Rail Baltica is the only project in Europe purpose-built to meet this exact, non-negotiable standard. It is not an incremental upgrade; it is the operational necessity designed to solve this vulnerability. It is engineered from the ground up to deliver the hard specifications that the CER has identified and that modern defence demands:
- Standard gauge (1435 mm) meeting specific requirements to enable military mobility
- Axle load 25 t and SeC gauge half-width 1980 mm
- 740 m train capacity and intermodal hubs ready for dual civilian-military operations.
- ERTMS digital signalling with cyber-resilient fallback systems.
- And crucially, redundant power and diesel capability to ensure operations in crisis.
This reflects the new strategic reality: a civilian infrastructure must be animated by a military mindset. The goal is not the “militarisation” of transport, but the “civilising” of defence logistics – making it efficient, scalable, and seamless. A dual-use railway means the same system carrying commercial trade on a Tuesday can carry a tank brigade on a Wednesday, embedding the values of redundancy, interoperability, and speed that serve both citizens and soldiers.

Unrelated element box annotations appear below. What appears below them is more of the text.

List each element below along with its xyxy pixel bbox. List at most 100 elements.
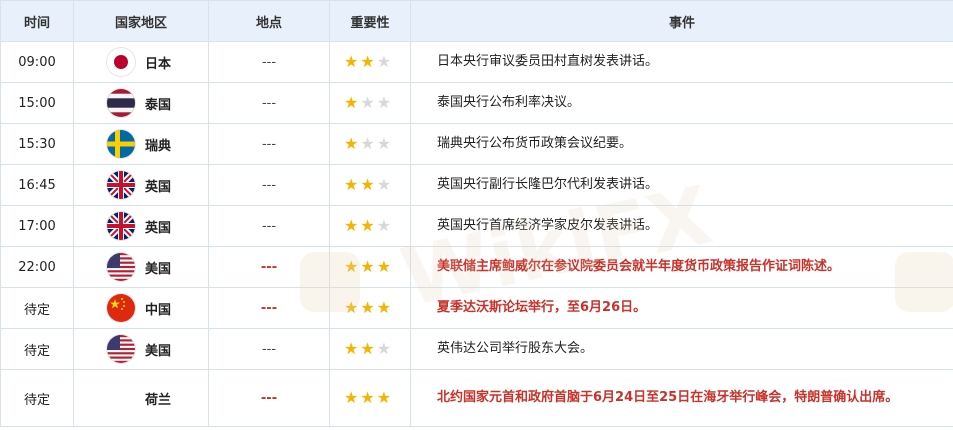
importance-cell: ★ ★ ★ [329,287,411,329]
importance-stars: ★ ★ ★ [344,177,410,193]
time-cell: 待定 [0,287,74,329]
importance-stars: ★ ★ ★ [344,218,410,234]
location-cell: --- [208,246,330,288]
location-cell: --- [208,205,330,247]
importance-stars: ★ ★ ★ [344,300,410,316]
country-cell: 荷兰 [73,369,209,427]
table-row[interactable]: 17:00 英国 --- ★ ★ ★ 英国央行首席经济学家皮尔发表讲话。 [0,205,953,247]
event-cell: 北约国家元首和政府首脑于6月24日至25日在海牙举行峰会，特朗普确认出席。 [410,369,953,427]
importance-stars: ★ ★ ★ [344,54,410,70]
star-filled-icon: ★ [360,298,375,317]
location-cell: --- [208,328,330,370]
country-cell: 英国 [73,205,209,247]
location-cell: --- [208,123,330,165]
time-cell: 待定 [0,369,74,427]
star-filled-icon: ★ [360,388,375,407]
star-filled-icon: ★ [360,257,375,276]
country-cell: 泰国 [73,82,209,124]
star-empty-icon: ★ [376,216,392,235]
country-name: 美国 [145,261,172,277]
sweden-flag-icon [107,130,135,158]
star-filled-icon: ★ [344,388,359,407]
header-country[interactable]: 国家地区 [73,0,209,42]
time-cell: 09:00 [0,41,74,83]
japan-flag-icon [107,48,135,76]
importance-stars: ★ ★ ★ [344,95,410,111]
country-cell: 美国 [73,246,209,288]
country-name: 英国 [145,179,172,195]
country-cell: 日本 [73,41,209,83]
importance-stars: ★ ★ ★ [344,341,410,357]
country-name: 美国 [145,343,172,359]
star-filled-icon: ★ [360,52,375,71]
importance-cell: ★ ★ ★ [329,246,411,288]
location-cell: --- [208,287,330,329]
country-name: 英国 [145,220,172,236]
table-row[interactable]: 待定 美国 --- ★ ★ ★ 英伟达公司举行股东大会。 [0,328,953,370]
star-filled-icon: ★ [344,216,359,235]
country-cell: 瑞典 [73,123,209,165]
header-time[interactable]: 时间 [0,0,74,42]
table-row[interactable]: 15:00 泰国 --- ★ ★ ★ 泰国央行公布利率决议。 [0,82,953,124]
table-header-row: 时间 国家地区 地点 重要性 事件 [0,0,953,42]
china-flag-icon [107,294,135,322]
table-row[interactable]: 待定 中国 --- ★ ★ ★ 夏季达沃斯论坛举行，至6月26日。 [0,287,953,329]
event-cell: 瑞典央行公布货币政策会议纪要。 [410,123,953,165]
event-cell: 夏季达沃斯论坛举行，至6月26日。 [410,287,953,329]
star-filled-icon: ★ [344,175,359,194]
importance-cell: ★ ★ ★ [329,41,411,83]
header-event[interactable]: 事件 [410,0,953,42]
star-filled-icon: ★ [360,175,375,194]
uk-flag-icon [107,171,135,199]
table-row[interactable]: 22:00 美国 --- ★ ★ ★ 美联储主席鲍威尔在参议院委员会就半年度货币政策报告作证… [0,246,953,288]
thailand-flag-icon [107,89,135,117]
star-filled-icon: ★ [344,134,359,153]
header-location[interactable]: 地点 [208,0,330,42]
time-cell: 16:45 [0,164,74,206]
time-cell: 17:00 [0,205,74,247]
star-filled-icon: ★ [360,339,375,358]
importance-cell: ★ ★ ★ [329,328,411,370]
event-cell: 美联储主席鲍威尔在参议院委员会就半年度货币政策报告作证词陈述。 [410,246,953,288]
location-cell: --- [208,164,330,206]
event-cell: 英国央行副行长隆巴尔代利发表讲话。 [410,164,953,206]
location-cell: --- [208,369,330,427]
importance-cell: ★ ★ ★ [329,164,411,206]
economic-calendar-table: 时间 国家地区 地点 重要性 事件 09:00 日本 --- ★ ★ ★ 日本央行审议委员田… [0,0,953,427]
time-cell: 15:00 [0,82,74,124]
time-cell: 15:30 [0,123,74,165]
star-filled-icon: ★ [344,52,359,71]
event-cell: 英伟达公司举行股东大会。 [410,328,953,370]
table-row[interactable]: 09:00 日本 --- ★ ★ ★ 日本央行审议委员田村直树发表讲话。 [0,41,953,83]
star-empty-icon: ★ [376,52,392,71]
star-filled-icon: ★ [344,257,359,276]
importance-cell: ★ ★ ★ [329,123,411,165]
event-cell: 英国央行首席经济学家皮尔发表讲话。 [410,205,953,247]
star-empty-icon: ★ [376,134,392,153]
header-importance[interactable]: 重要性 [329,0,411,42]
country-cell: 美国 [73,328,209,370]
time-cell: 22:00 [0,246,74,288]
importance-cell: ★ ★ ★ [329,369,411,427]
country-name: 中国 [145,302,172,318]
table-row[interactable]: 待定 荷兰 --- ★ ★ ★ 北约国家元首和政府首脑于6月24日至25日在海牙举行峰会，特… [0,369,953,427]
table-row[interactable]: 15:30 瑞典 --- ★ ★ ★ 瑞典央行公布货币政策会议纪要。 [0,123,953,165]
star-filled-icon: ★ [376,257,392,276]
uk-flag-icon [107,212,135,240]
table-row[interactable]: 16:45 英国 --- ★ ★ ★ 英国央行副行长隆巴尔代利发表讲话。 [0,164,953,206]
star-empty-icon: ★ [376,339,392,358]
event-cell: 泰国央行公布利率决议。 [410,82,953,124]
us-flag-icon [107,253,135,281]
event-cell: 日本央行审议委员田村直树发表讲话。 [410,41,953,83]
country-cell: 中国 [73,287,209,329]
location-cell: --- [208,82,330,124]
star-filled-icon: ★ [376,298,392,317]
star-filled-icon: ★ [376,388,392,407]
star-filled-icon: ★ [344,339,359,358]
star-empty-icon: ★ [376,175,392,194]
importance-cell: ★ ★ ★ [329,82,411,124]
country-name: 荷兰 [145,392,172,408]
us-flag-icon [107,335,135,363]
star-empty-icon: ★ [360,93,375,112]
star-filled-icon: ★ [344,298,359,317]
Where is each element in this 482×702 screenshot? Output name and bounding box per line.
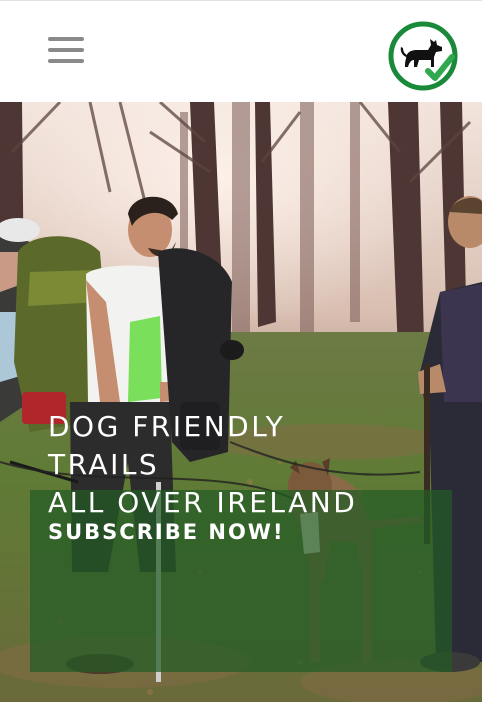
hero-title-line: TRAILS xyxy=(48,448,160,481)
menu-bar xyxy=(48,59,84,63)
dog-friendly-logo-icon[interactable] xyxy=(386,19,460,93)
hero-title: DOG FRIENDLY TRAILS ALL OVER IRELAND xyxy=(48,408,448,522)
page: DOG FRIENDLY TRAILS ALL OVER IRELAND SUB… xyxy=(0,0,482,702)
hero-section xyxy=(0,102,482,702)
menu-bar xyxy=(48,48,84,52)
subscribe-now-link[interactable]: SUBSCRIBE NOW! xyxy=(48,520,285,544)
site-header xyxy=(0,0,482,102)
hero-title-line: DOG FRIENDLY xyxy=(48,410,286,443)
hero-title-line: ALL OVER IRELAND xyxy=(48,486,358,519)
menu-bar xyxy=(48,37,84,41)
hamburger-menu-icon[interactable] xyxy=(48,37,84,63)
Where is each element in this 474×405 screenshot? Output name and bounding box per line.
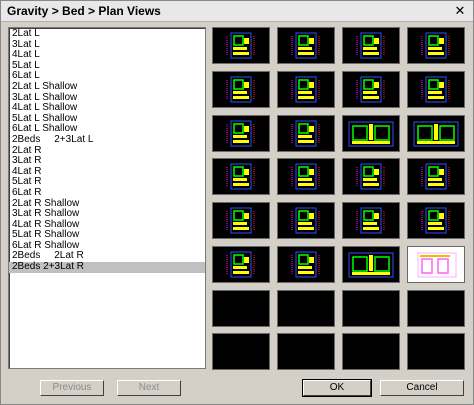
plan-thumbnail[interactable] [277, 333, 335, 370]
plan-thumbnail[interactable] [407, 246, 465, 283]
plan-thumbnail[interactable] [342, 202, 400, 239]
plan-thumbnail[interactable] [212, 115, 270, 152]
list-item[interactable]: 2Beds 2+3Lat L [9, 134, 205, 146]
plan-thumbnail[interactable] [277, 71, 335, 108]
plan-thumbnail[interactable] [342, 290, 400, 327]
plan-thumbnail[interactable] [212, 158, 270, 195]
plan-thumbnail[interactable] [342, 246, 400, 283]
plan-thumbnail[interactable] [342, 158, 400, 195]
plan-thumbnail[interactable] [277, 246, 335, 283]
title-bar: Gravity > Bed > Plan Views ✕ [1, 1, 473, 22]
plan-thumbnail[interactable] [342, 333, 400, 370]
plan-thumbnail[interactable] [277, 115, 335, 152]
previous-button[interactable]: Previous [40, 380, 104, 396]
plan-thumbnail[interactable] [342, 115, 400, 152]
plan-thumbnail[interactable] [407, 333, 465, 370]
plan-thumbnail[interactable] [407, 115, 465, 152]
next-button[interactable]: Next [117, 380, 181, 396]
plan-views-dialog: Gravity > Bed > Plan Views ✕ 2Lat L 3Lat … [0, 0, 474, 405]
plan-thumbnail[interactable] [407, 202, 465, 239]
close-icon[interactable]: ✕ [452, 3, 468, 18]
cancel-button[interactable]: Cancel [380, 380, 464, 396]
plan-thumbnail[interactable] [277, 27, 335, 64]
plan-thumbnail[interactable] [212, 290, 270, 327]
plan-thumbnail[interactable] [277, 202, 335, 239]
plan-thumbnail[interactable] [407, 158, 465, 195]
plan-thumbnail[interactable] [212, 202, 270, 239]
plan-thumbnail[interactable] [277, 290, 335, 327]
plan-thumbnail[interactable] [407, 27, 465, 64]
plan-thumbnail[interactable] [277, 158, 335, 195]
plan-thumbnail[interactable] [212, 27, 270, 64]
plan-thumbnail[interactable] [342, 27, 400, 64]
plan-thumbnail[interactable] [212, 246, 270, 283]
list-item[interactable]: 2Lat L Shallow [9, 81, 205, 93]
plan-thumbnail[interactable] [407, 290, 465, 327]
window-title: Gravity > Bed > Plan Views [7, 4, 161, 18]
list-item[interactable]: 6Lat R [9, 187, 205, 199]
list-item[interactable]: 2Lat L [9, 28, 205, 40]
plan-thumbnail[interactable] [212, 71, 270, 108]
plan-thumbnail[interactable] [407, 71, 465, 108]
plan-thumbnail[interactable] [342, 71, 400, 108]
list-item[interactable]: 2Beds 2+3Lat R [9, 261, 205, 273]
plan-view-list[interactable]: 2Lat L 3Lat L 4Lat L 5Lat L 6Lat L 2Lat L Sha… [8, 27, 206, 369]
plan-thumbnail[interactable] [212, 333, 270, 370]
ok-button[interactable]: OK [302, 379, 372, 397]
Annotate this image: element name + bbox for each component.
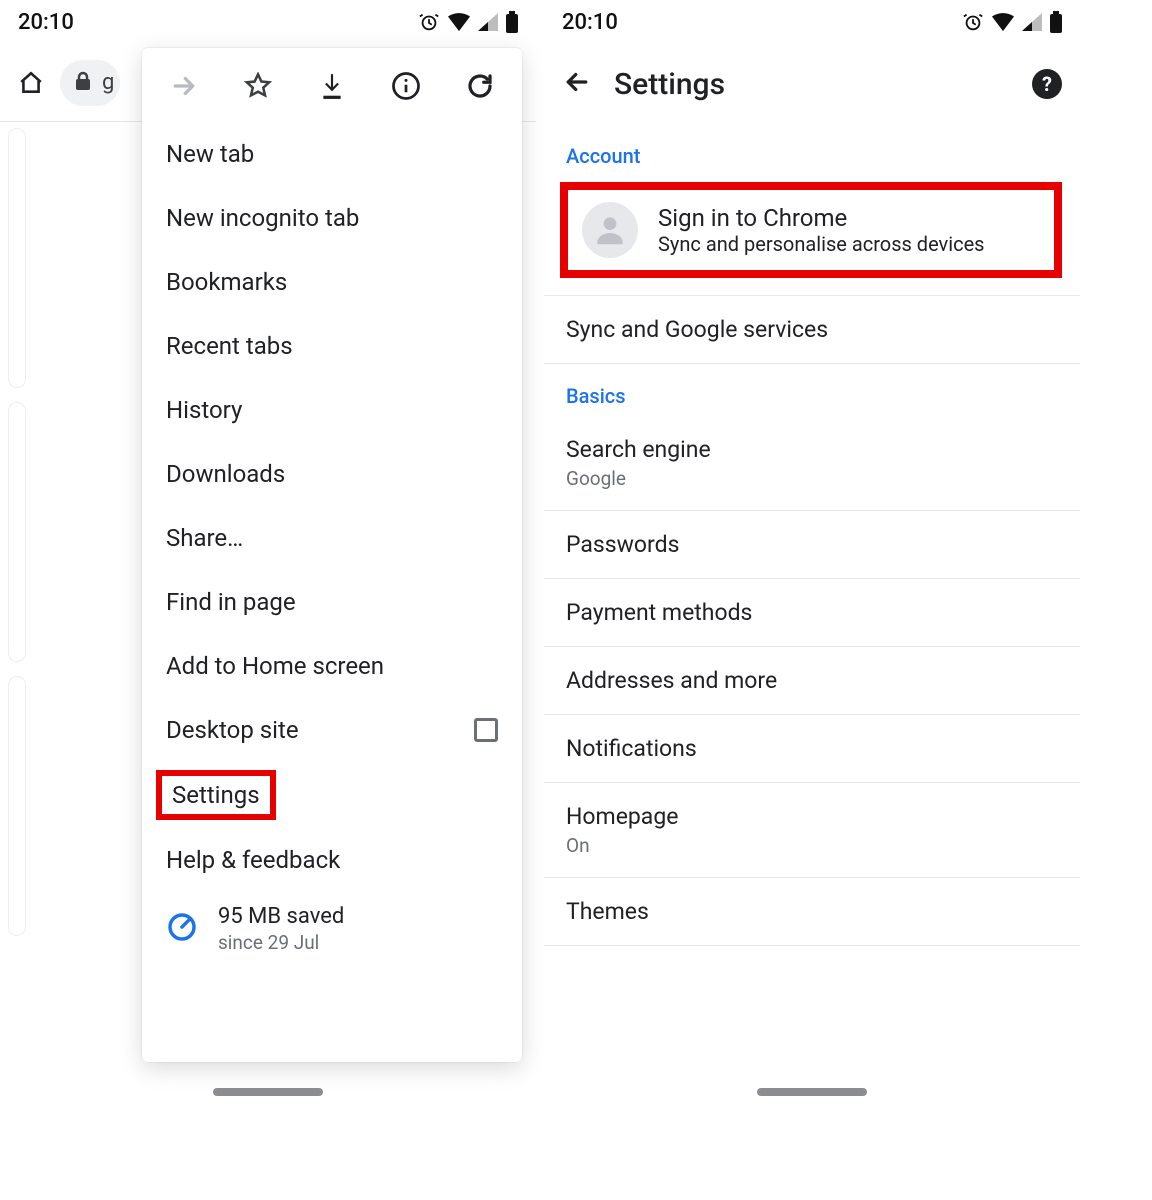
sign-in-title: Sign in to Chrome xyxy=(658,204,985,232)
menu-item-incognito[interactable]: New incognito tab xyxy=(142,186,522,250)
row-passwords[interactable]: Passwords xyxy=(544,511,1080,579)
desktop-site-checkbox[interactable] xyxy=(474,718,498,742)
signal-icon xyxy=(1022,13,1042,31)
avatar-placeholder-icon xyxy=(582,202,638,258)
menu-item-recent-tabs[interactable]: Recent tabs xyxy=(142,314,522,378)
status-time: 20:10 xyxy=(18,10,74,35)
phone-left: 20:10 g xyxy=(0,0,536,1068)
sign-in-sub: Sync and personalise across devices xyxy=(658,232,985,256)
menu-item-bookmarks[interactable]: Bookmarks xyxy=(142,250,522,314)
data-saver-icon xyxy=(166,911,198,947)
help-icon[interactable]: ? xyxy=(1032,69,1062,99)
menu-item-find-in-page[interactable]: Find in page xyxy=(142,570,522,634)
menu-item-settings[interactable]: Settings xyxy=(156,770,276,820)
alarm-icon xyxy=(962,11,984,33)
bookmark-star-icon[interactable] xyxy=(240,68,276,104)
menu-item-history[interactable]: History xyxy=(142,378,522,442)
status-bar: 20:10 xyxy=(0,0,536,44)
settings-appbar: Settings ? xyxy=(544,44,1080,124)
menu-item-downloads[interactable]: Downloads xyxy=(142,442,522,506)
battery-icon xyxy=(506,11,518,33)
row-homepage[interactable]: Homepage On xyxy=(544,783,1080,878)
settings-title: Settings xyxy=(614,67,1010,102)
menu-item-new-tab[interactable]: New tab xyxy=(142,122,522,186)
info-icon[interactable] xyxy=(388,68,424,104)
row-sync-services[interactable]: Sync and Google services xyxy=(544,296,1080,364)
row-addresses[interactable]: Addresses and more xyxy=(544,647,1080,715)
lock-icon xyxy=(74,71,92,95)
battery-icon xyxy=(1050,11,1062,33)
menu-item-help-feedback[interactable]: Help & feedback xyxy=(142,828,522,892)
row-themes[interactable]: Themes xyxy=(544,878,1080,946)
url-text: g xyxy=(102,70,114,95)
phone-right: 20:10 Settings ? Account xyxy=(544,0,1080,1068)
status-bar: 20:10 xyxy=(544,0,1080,44)
status-time: 20:10 xyxy=(562,10,618,35)
forward-icon[interactable] xyxy=(166,68,202,104)
data-saved-amount: 95 MB saved xyxy=(218,904,344,929)
wifi-icon xyxy=(992,12,1014,32)
download-icon[interactable] xyxy=(314,68,350,104)
data-saved-row[interactable]: 95 MB saved since 29 Jul xyxy=(142,892,522,954)
url-bar[interactable]: g xyxy=(60,60,120,106)
data-saved-since: since 29 Jul xyxy=(218,931,344,954)
menu-item-add-to-home[interactable]: Add to Home screen xyxy=(142,634,522,698)
reload-icon[interactable] xyxy=(462,68,498,104)
background-cards xyxy=(8,128,26,950)
menu-item-share[interactable]: Share… xyxy=(142,506,522,570)
overflow-menu: New tab New incognito tab Bookmarks Rece… xyxy=(142,48,522,1062)
home-icon[interactable] xyxy=(14,70,48,96)
nav-gesture-bar xyxy=(213,1088,323,1096)
alarm-icon xyxy=(418,11,440,33)
wifi-icon xyxy=(448,12,470,32)
signal-icon xyxy=(478,13,498,31)
nav-gesture-bar xyxy=(757,1088,867,1096)
menu-item-desktop-site[interactable]: Desktop site xyxy=(142,698,522,762)
row-notifications[interactable]: Notifications xyxy=(544,715,1080,783)
sign-in-row[interactable]: Sign in to Chrome Sync and personalise a… xyxy=(560,182,1062,278)
back-icon[interactable] xyxy=(562,67,592,101)
section-account-label: Account xyxy=(544,124,1080,176)
row-search-engine[interactable]: Search engine Google xyxy=(544,416,1080,511)
section-basics-label: Basics xyxy=(544,364,1080,416)
row-payment-methods[interactable]: Payment methods xyxy=(544,579,1080,647)
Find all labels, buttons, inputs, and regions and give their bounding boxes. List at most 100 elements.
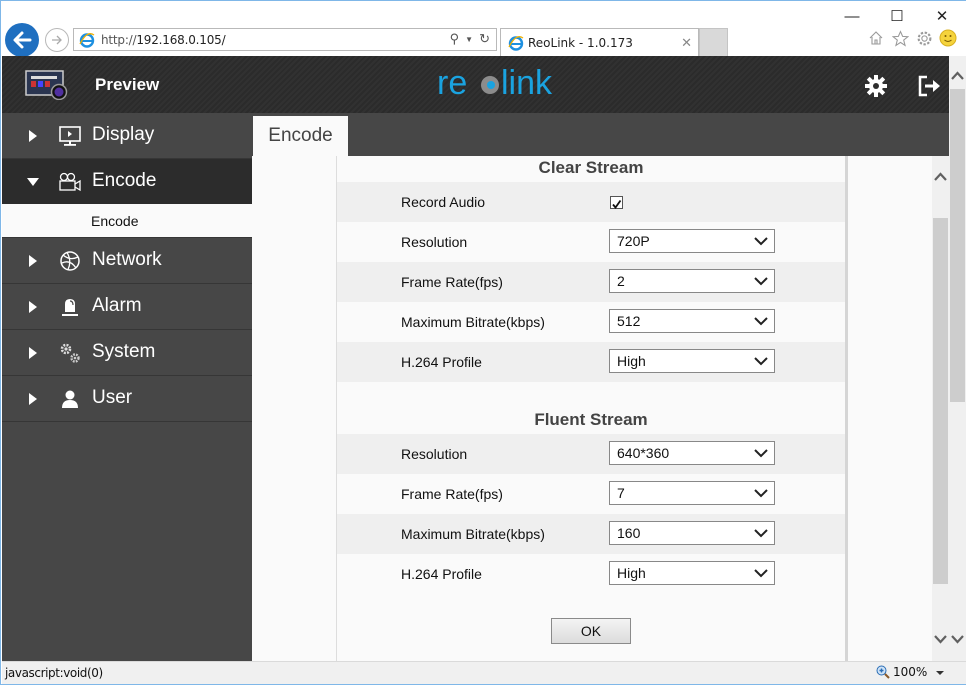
fluent-stream-title: Fluent Stream — [534, 410, 648, 429]
tab-close-icon[interactable]: ✕ — [681, 35, 692, 51]
search-icon[interactable]: ⚲ — [450, 31, 460, 47]
content-scrollbar[interactable] — [932, 156, 949, 661]
close-window-button[interactable]: ✕ — [919, 5, 965, 27]
record-audio-checkbox[interactable] — [610, 196, 623, 209]
chevron-down-icon — [754, 529, 768, 538]
chevron-down-icon — [754, 449, 768, 458]
tab-encode[interactable]: Encode — [253, 116, 348, 156]
settings-gear-icon[interactable] — [915, 29, 933, 47]
field-label: Resolution — [401, 234, 468, 250]
new-tab-button[interactable] — [699, 28, 728, 57]
smiley-icon[interactable] — [939, 29, 957, 47]
clear-resolution-select[interactable]: 720P — [609, 229, 775, 253]
sidebar-item-label: User — [92, 387, 133, 408]
browser-tab[interactable]: ReoLink - 1.0.173 ✕ — [500, 28, 699, 57]
scroll-down-icon[interactable] — [934, 634, 947, 644]
encode-panel: Clear Stream Record Audio Resolution 720… — [336, 156, 848, 661]
tab-bar: Encode — [252, 113, 949, 156]
clear-bitrate-select[interactable]: 512 — [609, 309, 775, 333]
sidebar-item-system[interactable]: System — [2, 330, 252, 376]
star-icon[interactable] — [891, 29, 909, 47]
zoom-control[interactable]: 100% — [876, 665, 927, 679]
preview-monitor-icon — [25, 70, 68, 101]
preview-button[interactable] — [25, 70, 69, 105]
sidebar-item-label: Display — [92, 124, 155, 145]
sidebar-item-user[interactable]: User — [2, 376, 252, 422]
monitor-icon — [59, 126, 81, 146]
globe-icon — [60, 251, 80, 271]
maximize-button[interactable]: ☐ — [874, 5, 920, 27]
tab-title: ReoLink - 1.0.173 — [528, 36, 633, 50]
svg-text:re: re — [437, 66, 467, 100]
sidebar-item-alarm[interactable]: Alarm — [2, 284, 252, 330]
expand-arrow-icon — [29, 301, 37, 313]
app-header: Preview re link — [2, 56, 949, 113]
record-audio-row: Record Audio — [337, 182, 845, 222]
reolink-logo: re link — [437, 64, 553, 105]
ie-logo-icon — [508, 36, 524, 51]
collapse-arrow-icon — [27, 178, 39, 186]
ok-button[interactable]: OK — [551, 618, 631, 644]
chevron-down-icon — [754, 277, 768, 286]
minimize-button[interactable]: — — [829, 5, 875, 27]
sidebar-item-label: Alarm — [92, 295, 142, 316]
clear-bitrate-row: Maximum Bitrate(kbps) 512 — [337, 302, 845, 342]
sidebar-item-label: Network — [92, 249, 162, 270]
clear-resolution-row: Resolution 720P — [337, 222, 845, 262]
scroll-down-icon[interactable] — [951, 634, 964, 644]
field-label: H.264 Profile — [401, 354, 482, 370]
logout-icon — [918, 75, 940, 97]
fluent-resolution-row: Resolution 640*360 — [337, 434, 845, 474]
fluent-bitrate-select[interactable]: 160 — [609, 521, 775, 545]
refresh-icon[interactable]: ↻ — [479, 31, 490, 47]
arrow-left-icon — [13, 31, 32, 49]
zoom-magnifier-icon — [876, 665, 890, 679]
clear-profile-row: H.264 Profile High — [337, 342, 845, 382]
siren-icon — [62, 299, 78, 316]
home-icon[interactable] — [867, 29, 885, 47]
clear-profile-select[interactable]: High — [609, 349, 775, 373]
preview-label[interactable]: Preview — [95, 75, 159, 95]
address-bar[interactable]: http://192.168.0.105/ ⚲ ▼ ↻ — [73, 28, 497, 51]
settings-button[interactable] — [864, 74, 888, 98]
status-text: javascript:void(0) — [5, 666, 103, 680]
fluent-profile-select[interactable]: High — [609, 561, 775, 585]
sidebar-item-label: System — [92, 341, 156, 362]
scroll-up-icon[interactable] — [934, 172, 947, 182]
sidebar-item-network[interactable]: Network — [2, 238, 252, 284]
sidebar-item-encode[interactable]: Encode — [2, 159, 252, 204]
chevron-down-icon — [754, 489, 768, 498]
back-button[interactable] — [5, 23, 39, 57]
arrow-right-icon — [52, 35, 62, 45]
main-content: Encode Clear Stream Record Audio Resolut… — [252, 113, 949, 661]
sidebar-item-display[interactable]: Display — [2, 113, 252, 159]
page-scrollbar-thumb[interactable] — [950, 89, 965, 402]
chevron-down-icon — [754, 317, 768, 326]
checkmark-icon — [612, 199, 622, 209]
fluent-resolution-select[interactable]: 640*360 — [609, 441, 775, 465]
url-text: http://192.168.0.105/ — [101, 32, 226, 47]
chevron-down-icon — [754, 357, 768, 366]
field-label: H.264 Profile — [401, 566, 482, 582]
expand-arrow-icon — [29, 393, 37, 405]
sidebar-subitem-label: Encode — [91, 212, 139, 229]
expand-arrow-icon — [29, 130, 37, 142]
forward-button[interactable] — [45, 28, 69, 52]
chevron-down-icon — [754, 569, 768, 578]
content-scrollbar-thumb[interactable] — [933, 218, 948, 584]
field-label: Frame Rate(fps) — [401, 486, 503, 502]
logout-button[interactable] — [917, 74, 943, 98]
browser-titlebar: — ☐ ✕ http://192.168.0.105/ ⚲ ▼ ↻ ReoLin… — [1, 0, 966, 57]
fluent-framerate-select[interactable]: 7 — [609, 481, 775, 505]
sidebar: Display Encode Encode Network Alarm Syst… — [2, 113, 252, 661]
user-icon — [62, 390, 78, 408]
page-scrollbar[interactable] — [949, 56, 966, 661]
clear-framerate-select[interactable]: 2 — [609, 269, 775, 293]
dropdown-icon[interactable]: ▼ — [465, 35, 473, 44]
clear-stream-title: Clear Stream — [538, 158, 644, 177]
status-bar: javascript:void(0) 100% — [2, 661, 966, 684]
scroll-up-icon[interactable] — [951, 71, 964, 81]
sidebar-subitem-encode[interactable]: Encode — [2, 204, 252, 238]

Marko Kivila, CEO of RB Rail AS
The fact that a single 40-wagon train on this line can replace a 7 km-long military convoy is not a trivial detail. It is the value proposition. It is a concrete demonstration of the massive strategic leap in efficiency and speed that modern defence requires. This is the exact capability that the CER and rail sector’s €100 billion call is intended to build across the continent. This is what brings the entire debate over the next EU budget (2028–2034) into such sharp, uncomfortable focus: the alarming gap between this demonstrated, necessary capability and the proposals currently on the table. This is what situates the debate over the next EU budget (2028–2034) within a broader context: the need to ensure that Europe’s investments reflect the scale and urgency of its emerging strategic ambitions.
As the CER’s position stresses, true resilience depends not just on steel and concrete, but on cybersecurity, governance, and training. The rail sector must now think like a system of systems – an ecosystem of readiness binding infrastructure managers, operators, defence authorities, and governments. This is the ultimate test of Europe’s seriousness. Its security will not be decided in declarations, but on these tracks.